RÉFLEXIONS pour Mc 10:46-52
Aujourd’hui, nous lisons le récit de l’évangéliste Marc sur la même guérison d’un aveugle que racontait l’évangéliste Luc. Les deux récits coïncident exactement quant à leur essence ; par rapport à Luc, l’évangéliste Marc ajoute seulement quelques détails. Tout d’abord, il nous a conservé le nom de l’aveugle de Jéricho : Bartimée (en hébreu Bar-Timée, fils de Timée, explique Marc, qui écrit en grec).
En outre, Marc attire l’attention sur le fait que la foule qui entourait le Seigneur Jésus n’était pas composée uniquement de pharisiens. Il s’y trouva des gens qui adressèrent à l’aveugle des paroles dignes de disciples du Seigneur Jésus-Christ. Une force étonnante de miséricorde et d’accueil de la personne résonne dans cet appel : « Prends courage, lève-toi, Il t’appelle. » Ainsi, les personnes présentes ne faisaient pas toutes taire l’aveugle pour qu’il ne gêne pas l’entrée du Christ à Jéricho ; d’autres, au contraire, l’encourageaient. Peut-être l’aveugle n’espérait-il pas beaucoup que ce Maître de Galilée, qu’il ne connaissait pas, répondrait à sa supplication. Peut-être n’était-il pas certain que Jésus fût capable de le guérir. Enfin, le récit de Marc permet de penser que le cri de l’aveugle, « Fils de David, aie pitié de moi », était moins une confession de foi ferme et claire qu’une sorte de question adressée au Christ. La prophétie d’Isaïe disait que le Christ, le Fils de David, guérirait les aveugles. Et voici que l’aveugle s’adresse au Maître entouré par la foule. Ses paroles signifient peut-être : « si Tu es bien ce Fils de David, aie pitié de moi, accomplis la prophétie ». Ce n’est que lorsque le Christ S’arrête et appelle Bartimée que le pauvre aveugle comprend qui il lui a été donné de rencontrer.

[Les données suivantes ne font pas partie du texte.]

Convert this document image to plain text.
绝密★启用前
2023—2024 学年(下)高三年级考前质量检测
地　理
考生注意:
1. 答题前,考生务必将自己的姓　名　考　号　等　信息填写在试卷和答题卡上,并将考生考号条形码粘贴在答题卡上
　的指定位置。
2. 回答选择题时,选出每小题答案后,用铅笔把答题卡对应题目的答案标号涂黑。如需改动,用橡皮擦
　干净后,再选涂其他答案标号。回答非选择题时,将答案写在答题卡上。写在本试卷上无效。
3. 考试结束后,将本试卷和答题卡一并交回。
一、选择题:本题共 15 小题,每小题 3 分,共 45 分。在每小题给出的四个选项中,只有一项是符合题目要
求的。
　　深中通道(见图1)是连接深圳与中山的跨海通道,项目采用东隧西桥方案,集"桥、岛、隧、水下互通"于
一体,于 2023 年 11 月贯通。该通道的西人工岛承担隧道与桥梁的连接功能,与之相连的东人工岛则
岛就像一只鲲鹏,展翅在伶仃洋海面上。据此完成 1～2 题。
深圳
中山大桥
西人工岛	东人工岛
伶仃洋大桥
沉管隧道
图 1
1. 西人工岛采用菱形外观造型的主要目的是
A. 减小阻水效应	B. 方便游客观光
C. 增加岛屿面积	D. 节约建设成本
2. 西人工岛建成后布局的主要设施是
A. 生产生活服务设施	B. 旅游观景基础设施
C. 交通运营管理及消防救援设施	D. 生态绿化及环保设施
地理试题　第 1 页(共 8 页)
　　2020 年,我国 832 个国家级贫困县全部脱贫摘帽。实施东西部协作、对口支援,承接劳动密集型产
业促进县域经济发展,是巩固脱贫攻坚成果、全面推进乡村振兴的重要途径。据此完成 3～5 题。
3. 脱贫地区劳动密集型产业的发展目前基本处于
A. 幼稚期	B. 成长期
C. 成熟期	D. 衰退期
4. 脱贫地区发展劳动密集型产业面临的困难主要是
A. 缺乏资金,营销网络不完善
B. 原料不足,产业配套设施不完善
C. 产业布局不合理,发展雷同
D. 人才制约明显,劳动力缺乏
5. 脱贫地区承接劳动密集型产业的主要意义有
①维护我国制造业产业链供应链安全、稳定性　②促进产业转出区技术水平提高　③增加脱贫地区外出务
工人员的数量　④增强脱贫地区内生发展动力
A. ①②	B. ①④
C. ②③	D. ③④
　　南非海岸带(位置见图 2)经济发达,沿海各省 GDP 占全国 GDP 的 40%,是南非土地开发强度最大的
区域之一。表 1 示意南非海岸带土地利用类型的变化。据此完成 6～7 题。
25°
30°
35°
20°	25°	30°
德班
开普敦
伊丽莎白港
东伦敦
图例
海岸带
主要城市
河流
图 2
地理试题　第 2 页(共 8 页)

Comme cela arrive souvent, il fut lui-même effrayé par sa propre audace et, intimidé, ne put bouger de sa place. Voilà pourquoi les disciples durent lui dire : « Prends courage, lève-toi, Il t’appelle. »
Peut-être est-ce aussi à cela que se rattache le troisième détail conservé par Marc et non mentionné par Luc. Bondissant, Bartimée rejeta le manteau poussiéreux dans lequel il était enveloppé, un himation semblable à la toge romaine, et courut vers Jésus. Peut-être, comme on le pense habituellement, ce manteau l’empêchait-il de se mouvoir rapidement ; peut-être était-ce un geste de respect envers le Maître... Quoi qu’il en soit, cela confirme l’impression que Bartimée ne s’attendait pas à ce que le Maître daigne répondre à son cri.
Enfin, il y a encore un point important : la manière dont l’aveugle s’adresse au Christ. L’évangéliste Luc, qui a consigné ce récit « après enquête » sur la tradition de l’Église, emploie comme adresse le mot habituel parmi les chrétiens de langue grecque, « Seigneur » (en grec Kurios). Marc, en revanche, qui traduisait en grec et consignait le témoignage de l’apôtre Pierre, témoin oculaire de cette guérison, place ici sans le traduire le mot araméen « Rabbouni », « maître ». Cette forme d’adresse est empreinte d’un respect exceptionnel ; elle souligne l’origine divine de l’enseignement annoncé par le Maître. Selon le témoignage de l’évangéliste Jean, c’est précisément cette adresse qui jaillit des lèvres de Marie Madeleine bouleversée lorsqu’elle voit le Christ ressuscité. Pour Bartimée, son dialogue avec le Seigneur Jésus devint probablement une rencontre avec Dieu Lui-même, le Maître et le Pasteur d’Israël. Voilà ce que le Seigneur appelle la foi qui a sauvé l’aveugle.
Et bien sûr, un détail très frappant est que Bartimée, ayant recouvré la vue, suivit Jésus sur le chemin. Où donc et à la suite de qui un homme qui a recouvré la vue pourrait-il aller, sinon à la suite de Jésus ? Ainsi Pierre dit-il dans un moment difficile : « Seigneur, à qui irions-nous ? Tu as les paroles de la vie éternelle. » Le recouvrement de la vue donne à Bartimée la possibilité non seulement de voir le monde, mais aussi d’y voir l’essentiel : le Fils de Dieu.